Abstract:Deep neural networks have achieved promising progress in remote sensing (RS) image classification, for which the training process requires abundant samples for each class. However, it is time-consuming and unrealistic to annotate labels for each RS category, given the fact that the RS target database is increasing dynamically. Zero-shot learning (ZSL) allows for identifying novel classes that are not seen during training, which provides a promising solution for the aforementioned problem. However, previous ZSL models mainly depend on manually-labeled attributes or word embeddings extracted from language models to transfer knowledge from seen classes to novel classes. Besides, pioneer ZSL models use convolutional neural networks pre-trained on ImageNet, which focus on the main objects appearing in each image, neglecting the background context that also matters in RS scene classification. To address the above problems, we propose to collect visually detectable attributes automatically.
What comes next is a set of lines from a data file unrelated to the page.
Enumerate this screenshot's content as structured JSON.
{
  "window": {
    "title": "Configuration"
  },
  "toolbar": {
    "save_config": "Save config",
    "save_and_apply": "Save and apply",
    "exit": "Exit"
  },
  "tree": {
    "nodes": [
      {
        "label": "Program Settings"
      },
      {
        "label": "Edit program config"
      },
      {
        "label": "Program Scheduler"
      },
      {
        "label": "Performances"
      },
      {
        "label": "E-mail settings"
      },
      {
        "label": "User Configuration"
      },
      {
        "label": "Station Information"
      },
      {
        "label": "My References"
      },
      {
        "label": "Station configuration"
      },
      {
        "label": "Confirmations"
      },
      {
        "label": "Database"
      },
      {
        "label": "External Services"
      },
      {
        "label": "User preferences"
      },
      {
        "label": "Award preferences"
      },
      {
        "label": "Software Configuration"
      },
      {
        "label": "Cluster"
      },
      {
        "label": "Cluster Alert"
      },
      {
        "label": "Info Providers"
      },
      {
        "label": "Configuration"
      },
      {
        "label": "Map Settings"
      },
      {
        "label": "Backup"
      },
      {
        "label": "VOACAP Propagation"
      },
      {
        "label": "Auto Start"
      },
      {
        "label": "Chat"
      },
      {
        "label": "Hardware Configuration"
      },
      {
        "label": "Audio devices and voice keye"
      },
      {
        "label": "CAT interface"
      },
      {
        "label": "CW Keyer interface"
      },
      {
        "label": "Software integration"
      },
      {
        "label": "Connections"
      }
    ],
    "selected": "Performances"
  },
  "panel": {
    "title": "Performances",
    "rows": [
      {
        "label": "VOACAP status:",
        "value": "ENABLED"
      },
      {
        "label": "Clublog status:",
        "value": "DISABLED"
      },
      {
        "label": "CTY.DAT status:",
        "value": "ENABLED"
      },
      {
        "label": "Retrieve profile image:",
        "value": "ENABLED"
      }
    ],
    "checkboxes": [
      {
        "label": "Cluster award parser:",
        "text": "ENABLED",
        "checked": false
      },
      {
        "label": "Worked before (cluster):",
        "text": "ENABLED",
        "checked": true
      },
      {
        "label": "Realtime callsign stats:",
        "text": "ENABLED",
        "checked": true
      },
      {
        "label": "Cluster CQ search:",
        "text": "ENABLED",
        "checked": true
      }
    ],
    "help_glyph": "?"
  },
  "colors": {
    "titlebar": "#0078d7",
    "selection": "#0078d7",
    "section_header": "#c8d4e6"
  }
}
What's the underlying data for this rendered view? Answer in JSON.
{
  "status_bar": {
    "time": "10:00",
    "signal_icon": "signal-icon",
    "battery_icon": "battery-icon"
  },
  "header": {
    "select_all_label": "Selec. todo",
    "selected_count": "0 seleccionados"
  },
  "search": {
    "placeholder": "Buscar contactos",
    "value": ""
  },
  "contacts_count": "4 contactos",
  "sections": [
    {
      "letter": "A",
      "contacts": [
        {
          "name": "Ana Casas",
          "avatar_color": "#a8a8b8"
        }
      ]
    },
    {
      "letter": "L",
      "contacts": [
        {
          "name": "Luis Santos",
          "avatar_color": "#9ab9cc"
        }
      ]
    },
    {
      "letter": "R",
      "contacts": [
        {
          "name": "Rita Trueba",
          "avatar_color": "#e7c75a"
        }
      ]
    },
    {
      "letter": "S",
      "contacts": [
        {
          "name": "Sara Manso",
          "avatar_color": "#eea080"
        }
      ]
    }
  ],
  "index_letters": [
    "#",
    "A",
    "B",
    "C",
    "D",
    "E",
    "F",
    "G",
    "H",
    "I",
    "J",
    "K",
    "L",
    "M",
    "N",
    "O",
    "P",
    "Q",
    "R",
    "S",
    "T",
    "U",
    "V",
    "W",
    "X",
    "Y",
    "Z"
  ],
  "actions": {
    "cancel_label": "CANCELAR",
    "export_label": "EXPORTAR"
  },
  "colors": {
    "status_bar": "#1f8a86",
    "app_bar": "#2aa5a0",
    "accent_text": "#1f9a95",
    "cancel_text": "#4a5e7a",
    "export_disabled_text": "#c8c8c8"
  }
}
We predict attributes for each class by depicting the semantic-visual similarity between attributes and images. In this way, the attribute annotation process is accomplished by machine instead of human as in other methods. Moreover, we propose a Deep Semantic-Visual Alignment (DSVA) that take advantage of the self-attention mechanism in the transformer to associate local image regions together, integrating the background context information for prediction. The DSVA model further utilizes the attribute attention maps to focus on the informative image regions that are essential for knowledge transfer in ZSL, and maps the visual images into attribute space to perform ZSL classification. With extensive experiments, we show that our model outperforms other state-of-the-art models by a large margin on a challenging large-scale RS scene classification benchmark.